Raw Oysters Castile |
Castile is housed within the Hotel Zamora, St. Pete Beach's first new hotel in more than three decades. Executive Chef Ted Dorsey has created an inspired menu that features both creative originals as well as new twists on Floribbean favorites.
The restaurant, which includes both a second floor dining room as well as a gulf-facing rooftop bar and grille above the 50-room boutique hotel, is the perfect compliment to the property in both style and substance in a hotel that brings a very authentic Mediterranean feel to the island.
Pickled jalapenos and an heirloom tomato caponata make the Raw Oysters Castile sing, while zesty gespachos are a perfect way to limber up the taste buds and cool down the senses on a sticky summer evening.

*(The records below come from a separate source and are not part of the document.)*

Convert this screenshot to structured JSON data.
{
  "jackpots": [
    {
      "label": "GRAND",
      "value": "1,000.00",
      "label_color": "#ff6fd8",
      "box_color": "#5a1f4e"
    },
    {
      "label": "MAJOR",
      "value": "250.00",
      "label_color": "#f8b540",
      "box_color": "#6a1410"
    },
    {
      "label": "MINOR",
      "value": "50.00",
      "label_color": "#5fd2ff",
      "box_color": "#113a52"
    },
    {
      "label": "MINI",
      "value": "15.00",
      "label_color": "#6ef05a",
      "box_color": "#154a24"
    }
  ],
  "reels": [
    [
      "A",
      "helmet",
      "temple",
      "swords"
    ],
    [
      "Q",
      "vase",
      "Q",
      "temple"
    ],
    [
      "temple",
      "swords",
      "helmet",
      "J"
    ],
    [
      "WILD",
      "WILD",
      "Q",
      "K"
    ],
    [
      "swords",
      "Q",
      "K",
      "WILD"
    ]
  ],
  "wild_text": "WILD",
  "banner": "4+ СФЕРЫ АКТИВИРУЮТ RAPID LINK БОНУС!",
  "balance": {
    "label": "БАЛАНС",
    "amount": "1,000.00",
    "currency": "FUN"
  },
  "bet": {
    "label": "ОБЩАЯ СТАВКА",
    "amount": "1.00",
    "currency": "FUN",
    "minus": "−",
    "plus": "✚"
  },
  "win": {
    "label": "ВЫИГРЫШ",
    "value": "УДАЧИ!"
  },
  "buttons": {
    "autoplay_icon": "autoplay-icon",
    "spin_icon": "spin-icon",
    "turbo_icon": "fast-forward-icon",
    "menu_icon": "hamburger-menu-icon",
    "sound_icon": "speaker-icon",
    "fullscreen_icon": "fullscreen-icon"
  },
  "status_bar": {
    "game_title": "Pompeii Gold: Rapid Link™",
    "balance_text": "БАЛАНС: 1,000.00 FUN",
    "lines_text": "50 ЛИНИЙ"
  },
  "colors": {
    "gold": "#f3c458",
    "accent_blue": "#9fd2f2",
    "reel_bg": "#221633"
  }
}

The lobster fries are sure to become a signature item, but the candy cane beet tartare, with its shaved goat cheese and grape must over smoked pistachios on a grilled sourdough baguette, still managed to steal the show in the first course.
Despite a wealth of local seafood options, a sun-soaked afternoon at the beach left us in the mood for steak and we would not leave disappointed. Dorsey's Harissa Grilled Culotte Steak is a hearty and robust cut of tender beef nicely complimented by cilantro with horseradish crema and chimmichurri. The accompanying avocado frites were to die for, and I found myself craving a dose for days to come.
Despite such accomplished fare in each course, it was the Oak Grilled Tenderloin that proved most memorable by far, an impossibly tender cut of Meyer Prime Angus topped with a zesty cilantro-based gremolata, crispy shallots and malbec jus. Perfectly paired with white asparagus, it was splendid in both taste and presentation, and I can honestly say it holds its own with anything you'll find in Burns, Shula's or Charlie's.
Wine aficionados will be pleased, as Castile's list proved formidable and included a number of rarely found favorites such as Castello Banfi's Chianti Classico Riserva. The by-the-glass menu was also generous, and I was pleased to discover Sebastiani's Sonoma Cabernet, a favorite when enjoying red meats.
The Grouper at Castile |
For the less vino conscious, there were a host of South Beach-styled signature drinks, including an immensely popular ruby red martini topped with a splash of prosecco, along with several Cigar City craft beers.
We'd indulged far too much to even consider dessert, but the menu again suggested enough interesting options to demand a return trip. Considering both the impeccable cuisine and the unbeatable atmosphere, Castile certainly warrants a a gastronomical road trip to St. Pete Beach.